Ha, şimdi daha önce de anlattığım bir anekdotu tekrar hatırladım. Padişah Rumeli'deki askerine et göndermek istiyor. Vezirini çağırıp günlük ne kadar et göndermesi gerektiğini hesaplamasını istiyor. Vezir hesabı yapıp getiriyor ve padişaha, ''Efendim asker başına günde bir koyun gönderilmesi lazım.'' diyor. Padişah bunu üzerine hiddetlenip ''Bre sen benimle dalga mı geçiyorsun?'' deyince; vezir şu cevabı veriyor:''Efendim, yaptığım hesaplara göre bu koyun askerin karavanasına gidinceye kadar günde 100 grama düşüyor!''
Demek ki bizdeki bu hastalık atalardan bize miras!
Bizdeki dincilerin (mütedeyyin dindarların değil!) devletten çalma gerekçeleri de oldukça ilginç. Onlara göre Türkiye ''Darülharp''. Yani Müslüman olmayanların yönettiği ve şeriat hükümlerinin işlemediği bir ülke. Bu yüzden bu ülkeden koparılan her şey harp ganimeti ve helal sayılıyor. Allahı bile böyle kandırdıklarını sanıyorlar.
Bir de benim kafamın takıldığı bir şey var.
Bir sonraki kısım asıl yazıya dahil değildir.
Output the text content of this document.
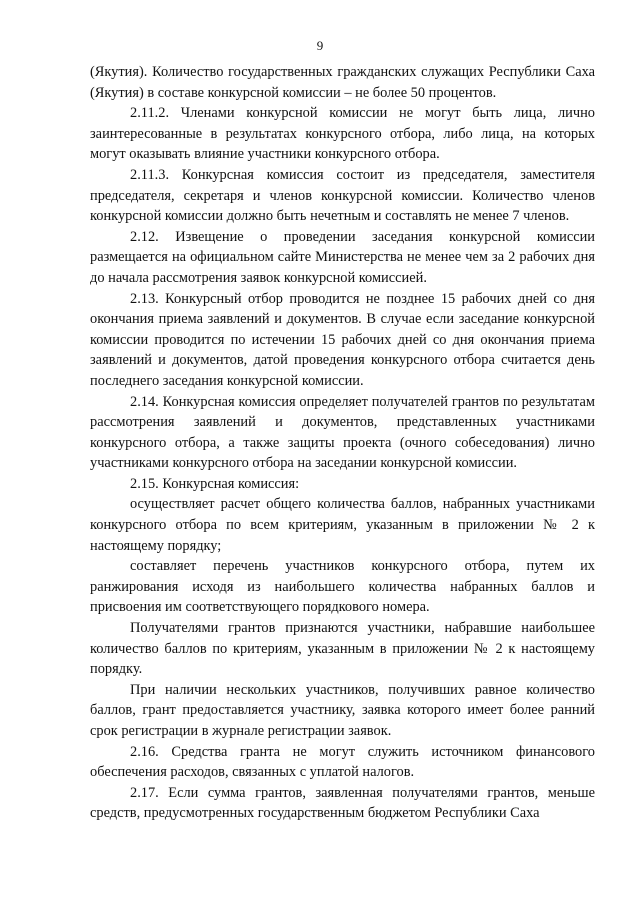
9

(Якутия). Количество государственных гражданских служащих Республики Саха (Якутия) в составе конкурсной комиссии – не более 50 процентов.

2.11.2. Членами конкурсной комиссии не могут быть лица, лично заинтересованные в результатах конкурсного отбора, либо лица, на которых могут оказывать влияние участники конкурсного отбора.

2.11.3. Конкурсная комиссия состоит из председателя, заместителя председателя, секретаря и членов конкурсной комиссии. Количество членов конкурсной комиссии должно быть нечетным и составлять не менее 7 членов.

2.12. Извещение о проведении заседания конкурсной комиссии размещается на официальном сайте Министерства не менее чем за 2 рабочих дня до начала рассмотрения заявок конкурсной комиссией.

2.13. Конкурсный отбор проводится не позднее 15 рабочих дней со дня окончания приема заявлений и документов. В случае если заседание конкурсной комиссии проводится по истечении 15 рабочих дней со дня окончания приема заявлений и документов, датой проведения конкурсного отбора считается день последнего заседания конкурсной комиссии.

2.14. Конкурсная комиссия определяет получателей грантов по результатам рассмотрения заявлений и документов, представленных участниками конкурсного отбора, а также защиты проекта (очного собеседования) лично участниками конкурсного отбора на заседании конкурсной комиссии.

2.15. Конкурсная комиссия:

осуществляет расчет общего количества баллов, набранных участниками конкурсного отбора по всем критериям, указанным в приложении № 2 к настоящему порядку;

составляет перечень участников конкурсного отбора, путем их ранжирования исходя из наибольшего количества набранных баллов и присвоения им соответствующего порядкового номера.

Получателями грантов признаются участники, набравшие наибольшее количество баллов по критериям, указанным в приложении № 2 к настоящему порядку.

При наличии нескольких участников, получивших равное количество баллов, грант предоставляется участнику, заявка которого имеет более ранний срок регистрации в журнале регистрации заявок.

2.16. Средства гранта не могут служить источником финансового обеспечения расходов, связанных с уплатой налогов.

2.17. Если сумма грантов, заявленная получателями грантов, меньше средств, предусмотренных государственным бюджетом Республики Саха
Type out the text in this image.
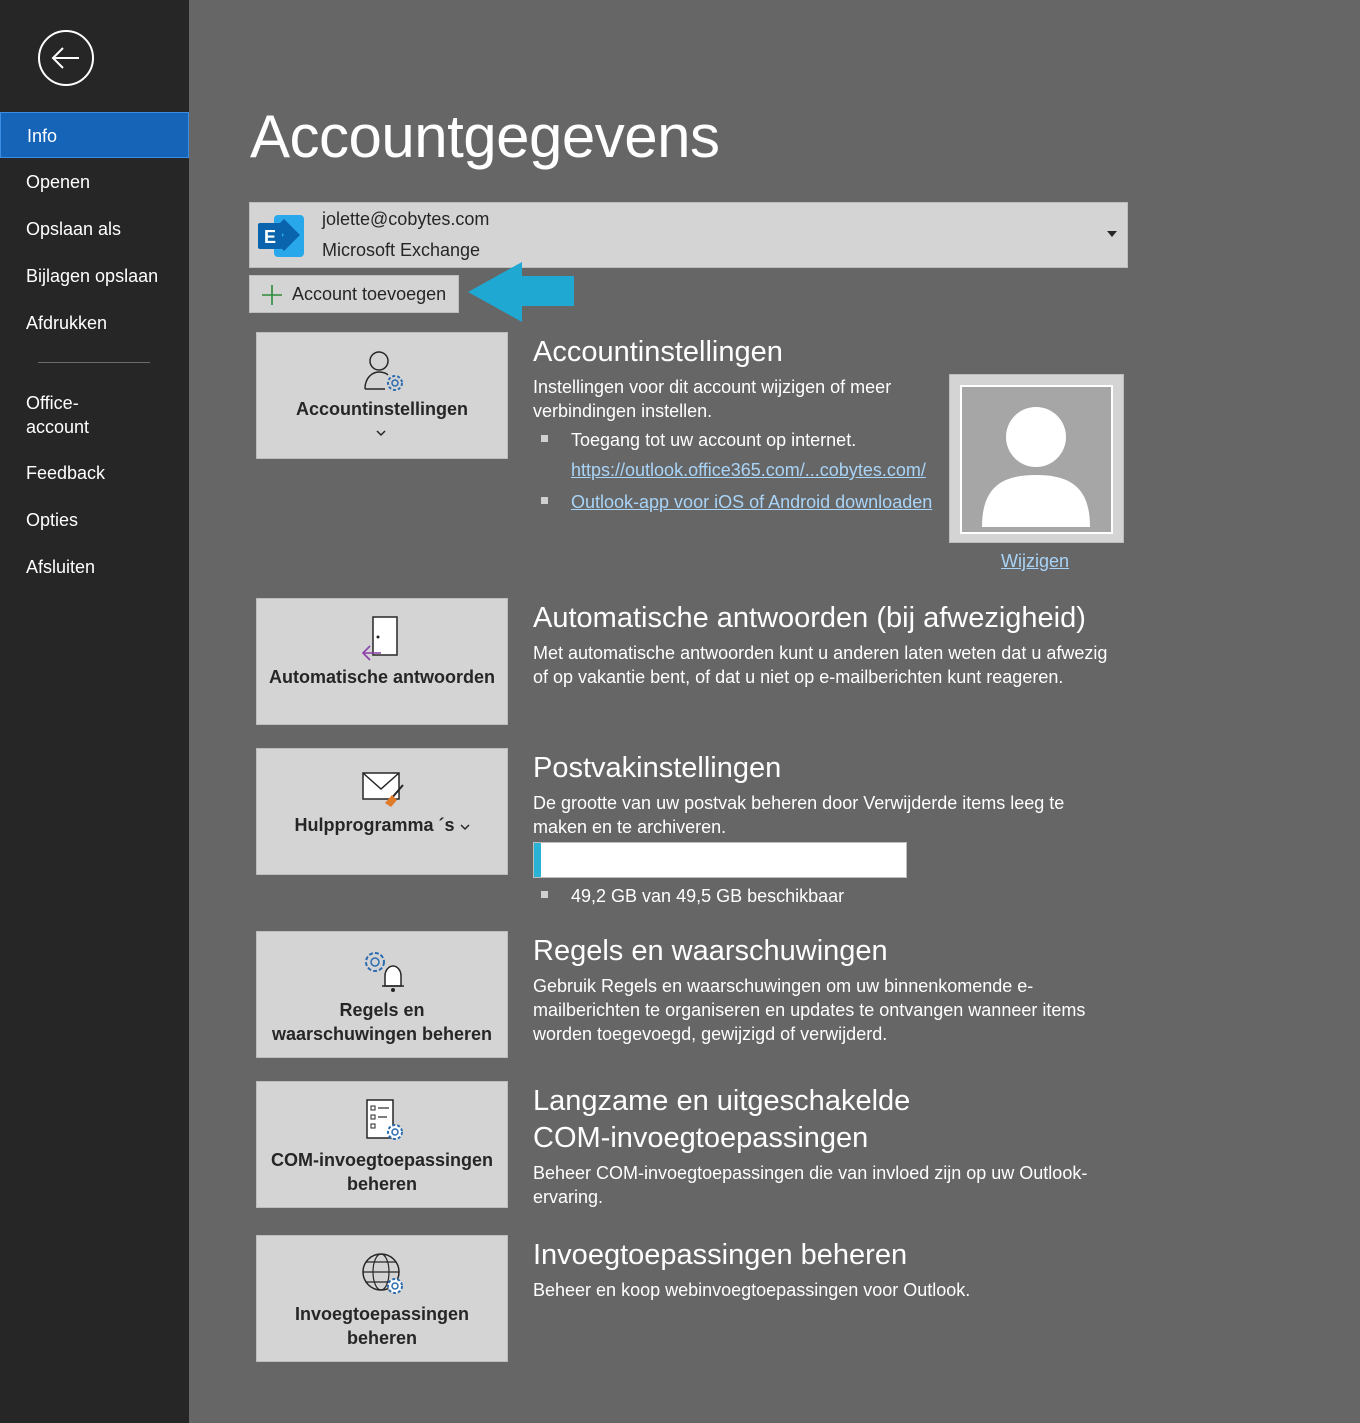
Info
Openen
Opslaan als
Bijlagen opslaan
Afdrukken
Office-
account
Feedback
Opties
Afsluiten
Accountgegevens
E
jolette@cobytes.com
Microsoft Exchange
Account toevoegen
Accountinstellingen
Accountinstellingen
Instellingen voor dit account wijzigen of meer verbindingen instellen.
Toegang tot uw account op internet.
https://outlook.office365.com/...cobytes.com/
Outlook-app voor iOS of Android downloaden
Wijzigen
Automatische antwoorden
Automatische antwoorden (bij afwezigheid)
Met automatische antwoorden kunt u anderen laten weten dat u afwezig of op vakantie bent, of dat u niet op e-mailberichten kunt reageren.
Hulpprogramma ´s
Postvakinstellingen
De grootte van uw postvak beheren door Verwijderde items leeg te maken en te archiveren.
49,2 GB van 49,5 GB beschikbaar
Regels en waarschuwingen beheren
Regels en waarschuwingen
Gebruik Regels en waarschuwingen om uw binnenkomende e-mailberichten te organiseren en updates te ontvangen wanneer items worden toegevoegd, gewijzigd of verwijderd.
COM-invoegtoepassingen beheren
Langzame en uitgeschakelde COM-invoegtoepassingen
Beheer COM-invoegtoepassingen die van invloed zijn op uw Outlook-ervaring.
Invoegtoepassingen beheren
Invoegtoepassingen beheren
Beheer en koop webinvoegtoepassingen voor Outlook.
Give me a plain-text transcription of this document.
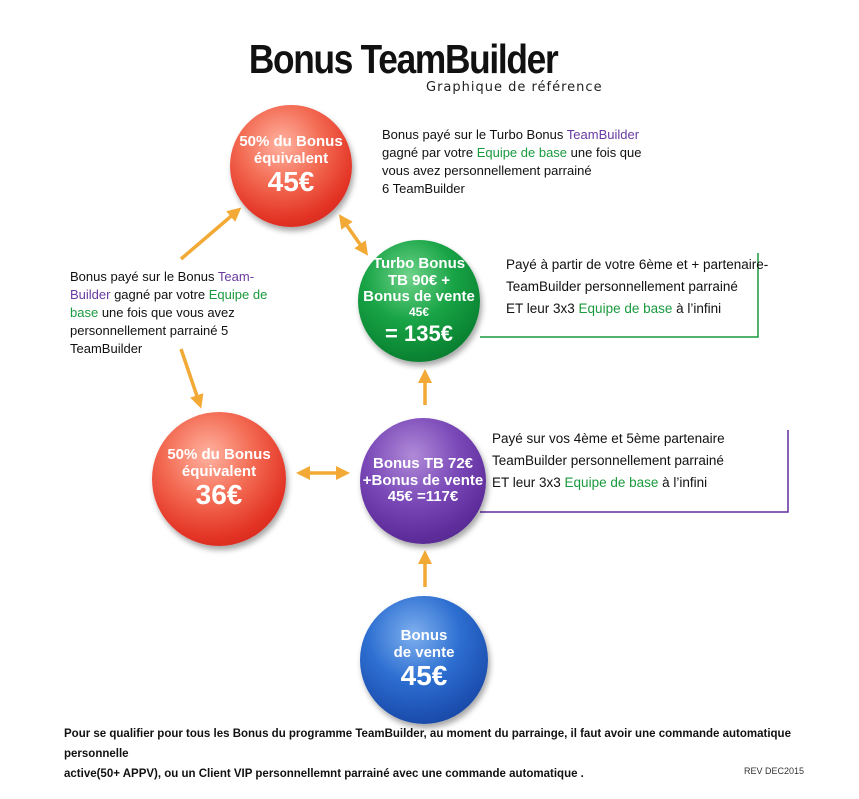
Bonus TeamBuilder
Graphique de référence
50% du Bonus
équivalent
45€
Turbo Bonus
TB 90€ +
Bonus de vente
45€
= 135€
50% du Bonus
équivalent
36€
Bonus TB 72€
+Bonus de vente
45€ =117€
Bonus
de vente
45€
Bonus payé sur le Turbo Bonus TeamBuilder
gagné par votre Equipe de base une fois que
vous avez personnellement parrainé
6 TeamBuilder
Bonus payé sur le Bonus Team-
Builder gagné par votre Equipe de
base une fois que vous avez
personnellement parrainé 5
TeamBuilder
Payé à partir de votre 6ème et + partenaire-
TeamBuilder personnellement parrainé
ET leur 3x3 Equipe de base à l’infini
Payé sur vos 4ème et 5ème partenaire
TeamBuilder personnellement parrainé
ET leur 3x3 Equipe de base à l’infini
Pour se qualifier pour tous les Bonus du programme TeamBuilder, au moment du parrainge, il faut avoir une commande automatique personnelle
active(50+ APPV), ou un Client VIP personnellemnt parrainé avec une commande automatique .	REV DEC2015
Bunu hocalara sordum tatmin edici cevap veremediler. İsterseniz hocalarla konuşmamı burada tekrarlıyayım. ''Hocam, devlete çalışmadan devletten maaş almak helal midir? ''Helal değildir çünkü o parada 80 milyon insanın, hatta tüyü bitmedik yetimin hakkı vardır.'' ''Peki hocam, ben on binlerce insan yönettim. Bu güne kadar hiç kimseye mesai saatinde namaz kıldın; veye cuma namazından birkaç saat geç döndün demedim. Ama hiç kimse de bana 'Efendim, ben mesaimin iki saatini ibadetime harcadım. Yani devlete millete çalışmadım. Dolayısıyla ben bunun karşılığı ücreti hak etmedim. İzin verirseniz bunun karşılığını maaşımdan kesin, veya ben fazla mesai yapayım da bu milletle helalleşeyim.' de demedi. Buna ne diyeceksiniz?'' dediğimde hocalar mantıklı cevap veremedi.
Mesai saatinde kişinin şahsi ibadetine harcadığı zaman karşılığında devletten ücret alması helal midir değil midir? Buna mantıklı cevap veren olursa sevinirim.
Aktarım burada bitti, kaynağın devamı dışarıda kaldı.